1. bir alışveriştir bence. bir şeyler alır bir şeyler verirsiniz, budur arkadaşlık. mesela hayat arkadaşlığını göze alalım, yani eşinizi. size hayatını, mutluluğunu, yeri geldiğinde de üzüntüsünü verecektir. bunlar sadece birkaçı. bence arkadaşlık kurabilmek için çok benzemek değil, azıcık -ama azıcık- farklı olmak gerekir bana göre. "neden?" diyeceksiniz, hemen anlatayım. eğer bu insanların zevkleri salt ve değişmez ise %100 yaşanacak şeydir bu. fakat ben yine de kişisel bir zevkten örnek vereyim:

    iki adamımız da metal müzik seviyor diyelim, bir süre boyunca birbirlerine deliler gibi grup önerirler. fakat bir süre sonra birbirlerini hızlıca tanır, fazla bir şey paylaşamadan birbirlerinden soğuyuverirler. konuşmayı keserler. çok kısa süre konuştukları için birbirinin düşünce tarzları hakkında da fikir sahibi olmamışlardır. bu yüzden -ön- arkadaşlıkları biter.

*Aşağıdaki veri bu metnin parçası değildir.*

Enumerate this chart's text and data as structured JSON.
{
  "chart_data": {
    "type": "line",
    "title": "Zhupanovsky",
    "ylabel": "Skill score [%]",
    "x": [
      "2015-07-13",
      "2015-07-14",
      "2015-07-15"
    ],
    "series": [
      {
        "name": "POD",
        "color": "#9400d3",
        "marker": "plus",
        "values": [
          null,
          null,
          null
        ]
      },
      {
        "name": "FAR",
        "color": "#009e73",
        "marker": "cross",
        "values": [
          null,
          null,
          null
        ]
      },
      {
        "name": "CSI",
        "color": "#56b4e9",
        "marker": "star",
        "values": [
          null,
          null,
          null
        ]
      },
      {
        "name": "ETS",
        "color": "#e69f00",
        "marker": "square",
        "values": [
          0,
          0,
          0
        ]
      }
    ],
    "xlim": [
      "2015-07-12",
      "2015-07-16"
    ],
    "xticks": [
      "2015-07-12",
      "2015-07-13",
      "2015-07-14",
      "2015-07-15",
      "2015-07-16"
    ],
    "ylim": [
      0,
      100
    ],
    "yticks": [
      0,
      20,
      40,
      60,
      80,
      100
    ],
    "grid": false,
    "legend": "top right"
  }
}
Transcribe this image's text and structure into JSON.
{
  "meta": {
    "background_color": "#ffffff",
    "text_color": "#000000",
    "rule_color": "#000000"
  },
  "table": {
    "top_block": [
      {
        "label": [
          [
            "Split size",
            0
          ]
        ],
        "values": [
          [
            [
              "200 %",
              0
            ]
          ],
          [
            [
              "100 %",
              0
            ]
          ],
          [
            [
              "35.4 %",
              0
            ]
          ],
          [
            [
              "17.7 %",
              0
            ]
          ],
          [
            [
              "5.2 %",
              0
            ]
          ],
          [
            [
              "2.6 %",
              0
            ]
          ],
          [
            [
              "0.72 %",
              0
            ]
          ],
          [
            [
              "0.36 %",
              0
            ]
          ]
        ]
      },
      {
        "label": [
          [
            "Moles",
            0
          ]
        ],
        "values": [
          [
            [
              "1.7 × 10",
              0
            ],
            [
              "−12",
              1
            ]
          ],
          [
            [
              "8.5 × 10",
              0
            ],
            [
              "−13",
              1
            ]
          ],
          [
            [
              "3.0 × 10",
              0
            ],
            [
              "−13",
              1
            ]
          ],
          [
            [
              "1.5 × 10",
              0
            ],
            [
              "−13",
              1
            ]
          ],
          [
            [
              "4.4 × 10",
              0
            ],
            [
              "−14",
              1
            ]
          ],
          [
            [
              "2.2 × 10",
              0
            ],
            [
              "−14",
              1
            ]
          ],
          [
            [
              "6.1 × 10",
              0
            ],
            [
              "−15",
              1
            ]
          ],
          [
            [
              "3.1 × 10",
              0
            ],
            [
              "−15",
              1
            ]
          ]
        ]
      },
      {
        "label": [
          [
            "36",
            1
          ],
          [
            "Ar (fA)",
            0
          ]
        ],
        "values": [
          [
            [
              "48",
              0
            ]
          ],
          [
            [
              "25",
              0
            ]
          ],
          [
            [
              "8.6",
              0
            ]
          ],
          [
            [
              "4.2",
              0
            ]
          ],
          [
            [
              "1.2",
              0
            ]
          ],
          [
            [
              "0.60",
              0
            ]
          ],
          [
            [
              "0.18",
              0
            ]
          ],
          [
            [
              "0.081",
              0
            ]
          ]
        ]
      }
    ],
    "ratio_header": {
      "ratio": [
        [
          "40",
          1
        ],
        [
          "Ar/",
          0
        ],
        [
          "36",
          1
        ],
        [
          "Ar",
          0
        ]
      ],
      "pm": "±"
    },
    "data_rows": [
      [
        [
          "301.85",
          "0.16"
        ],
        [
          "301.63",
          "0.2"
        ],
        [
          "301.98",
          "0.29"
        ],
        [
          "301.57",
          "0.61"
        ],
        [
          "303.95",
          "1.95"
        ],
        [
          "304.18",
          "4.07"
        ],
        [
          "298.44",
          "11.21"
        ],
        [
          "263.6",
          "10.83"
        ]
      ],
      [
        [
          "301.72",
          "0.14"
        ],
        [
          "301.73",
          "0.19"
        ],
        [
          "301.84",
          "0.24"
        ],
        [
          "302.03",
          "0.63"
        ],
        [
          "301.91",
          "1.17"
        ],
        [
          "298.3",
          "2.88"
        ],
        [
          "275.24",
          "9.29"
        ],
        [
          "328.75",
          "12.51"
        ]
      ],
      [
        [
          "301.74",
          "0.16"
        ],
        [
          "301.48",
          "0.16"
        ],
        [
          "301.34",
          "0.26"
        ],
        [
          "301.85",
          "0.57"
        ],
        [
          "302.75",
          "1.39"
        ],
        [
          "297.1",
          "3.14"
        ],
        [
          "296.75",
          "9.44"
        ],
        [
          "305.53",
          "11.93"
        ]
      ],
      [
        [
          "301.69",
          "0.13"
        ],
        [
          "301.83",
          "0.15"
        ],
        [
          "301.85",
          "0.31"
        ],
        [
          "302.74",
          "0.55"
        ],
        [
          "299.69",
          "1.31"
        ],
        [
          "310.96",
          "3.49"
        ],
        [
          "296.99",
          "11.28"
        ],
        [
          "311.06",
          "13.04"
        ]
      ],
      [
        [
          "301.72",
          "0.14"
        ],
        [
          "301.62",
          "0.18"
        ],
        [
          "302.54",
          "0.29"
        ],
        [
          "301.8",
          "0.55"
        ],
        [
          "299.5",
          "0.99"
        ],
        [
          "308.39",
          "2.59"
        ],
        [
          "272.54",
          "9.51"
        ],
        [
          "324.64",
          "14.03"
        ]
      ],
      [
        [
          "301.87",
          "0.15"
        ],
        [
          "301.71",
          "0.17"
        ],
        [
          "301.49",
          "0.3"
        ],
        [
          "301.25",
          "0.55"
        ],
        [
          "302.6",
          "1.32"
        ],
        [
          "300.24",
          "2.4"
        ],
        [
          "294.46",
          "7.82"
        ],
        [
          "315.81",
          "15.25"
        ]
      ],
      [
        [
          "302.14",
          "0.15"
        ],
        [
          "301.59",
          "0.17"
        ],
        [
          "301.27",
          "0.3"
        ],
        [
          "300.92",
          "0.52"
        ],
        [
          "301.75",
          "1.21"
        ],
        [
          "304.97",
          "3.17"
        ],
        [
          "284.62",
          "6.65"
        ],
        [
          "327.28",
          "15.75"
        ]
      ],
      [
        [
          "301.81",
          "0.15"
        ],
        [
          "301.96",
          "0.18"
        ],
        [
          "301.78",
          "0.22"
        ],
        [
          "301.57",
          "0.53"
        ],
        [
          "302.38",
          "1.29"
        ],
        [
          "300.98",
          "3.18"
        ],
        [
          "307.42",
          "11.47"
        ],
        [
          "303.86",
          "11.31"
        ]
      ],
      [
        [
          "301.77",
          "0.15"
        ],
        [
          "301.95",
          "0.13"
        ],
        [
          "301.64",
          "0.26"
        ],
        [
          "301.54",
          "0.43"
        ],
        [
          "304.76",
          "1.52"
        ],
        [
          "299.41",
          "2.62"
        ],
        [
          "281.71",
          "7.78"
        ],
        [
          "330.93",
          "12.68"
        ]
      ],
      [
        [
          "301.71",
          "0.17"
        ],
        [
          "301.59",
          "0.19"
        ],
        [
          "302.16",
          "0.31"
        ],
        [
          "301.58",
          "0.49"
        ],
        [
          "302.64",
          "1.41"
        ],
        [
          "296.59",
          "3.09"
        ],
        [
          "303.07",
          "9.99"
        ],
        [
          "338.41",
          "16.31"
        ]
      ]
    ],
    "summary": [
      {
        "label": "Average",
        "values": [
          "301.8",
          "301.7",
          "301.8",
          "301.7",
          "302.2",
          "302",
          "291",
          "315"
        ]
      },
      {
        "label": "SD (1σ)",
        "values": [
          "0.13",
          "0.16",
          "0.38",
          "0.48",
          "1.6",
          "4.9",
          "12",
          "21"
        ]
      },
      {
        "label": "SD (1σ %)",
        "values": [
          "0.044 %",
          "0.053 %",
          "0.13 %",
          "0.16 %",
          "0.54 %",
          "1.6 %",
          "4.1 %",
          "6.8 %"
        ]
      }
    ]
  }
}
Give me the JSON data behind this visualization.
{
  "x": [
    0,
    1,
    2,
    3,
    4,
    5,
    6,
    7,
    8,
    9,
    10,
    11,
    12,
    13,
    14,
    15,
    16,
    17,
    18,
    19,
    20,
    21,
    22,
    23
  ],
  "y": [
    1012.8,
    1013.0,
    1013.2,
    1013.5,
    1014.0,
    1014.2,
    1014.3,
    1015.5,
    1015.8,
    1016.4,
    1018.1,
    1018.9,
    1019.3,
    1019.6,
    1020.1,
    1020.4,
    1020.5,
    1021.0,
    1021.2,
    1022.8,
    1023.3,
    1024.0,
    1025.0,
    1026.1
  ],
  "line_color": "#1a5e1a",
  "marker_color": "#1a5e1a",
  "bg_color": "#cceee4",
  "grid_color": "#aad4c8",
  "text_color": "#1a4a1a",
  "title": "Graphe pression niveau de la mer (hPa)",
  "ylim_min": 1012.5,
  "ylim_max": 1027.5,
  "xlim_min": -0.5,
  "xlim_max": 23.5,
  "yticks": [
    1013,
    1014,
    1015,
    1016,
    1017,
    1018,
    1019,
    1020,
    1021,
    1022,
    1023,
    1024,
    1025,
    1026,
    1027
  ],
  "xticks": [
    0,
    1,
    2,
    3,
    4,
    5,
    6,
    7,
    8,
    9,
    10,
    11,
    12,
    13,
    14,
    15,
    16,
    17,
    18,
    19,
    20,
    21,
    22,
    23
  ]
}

    önemli olan ikinci kısım ise birbirinize ne kadar açık olabileceğinizdir. herkes her insana karşı açık olamaz değil mi? burada karşıdakini biraz tanıma ihtiyacı duyabilirsiniz, ki duymalısınız da. onun düşünce yapısı, kişisel görüşleri vesaire. eğer bunlar sizin hoş karşılayacağınız bir doğrultudaysa güzel bir arkadaşlık olacaktır.

    en yakın arkadaşımla hiç benzemeyen bir ikili değiliz fakat başta belirttiğim gibi biraz farklıyız. o daha çok blues, rock severken ben daha çok metal dinliyorum. evet bunlar bir hayli yakın şeyler fakat farklar var, birbirimize katacağımız şeyler var. bazı zevklerimiz çok farklı. bunların üzerine konuşurken kuruluyor işte arkadaşlıklar. farklı şeyler olmalı. yoksa karşıdaki size hayatını veremeden arkadaşlık biter. sadece hayatını verirken olmuyor bu alışveriş. bilgi, birikim, öğreti, anı vesaireleri aktarırken de aynısı oluyor.

    arkadaşlık için iki tarafın da aynı hacimdeki birikimde olmasını düşünüyorum.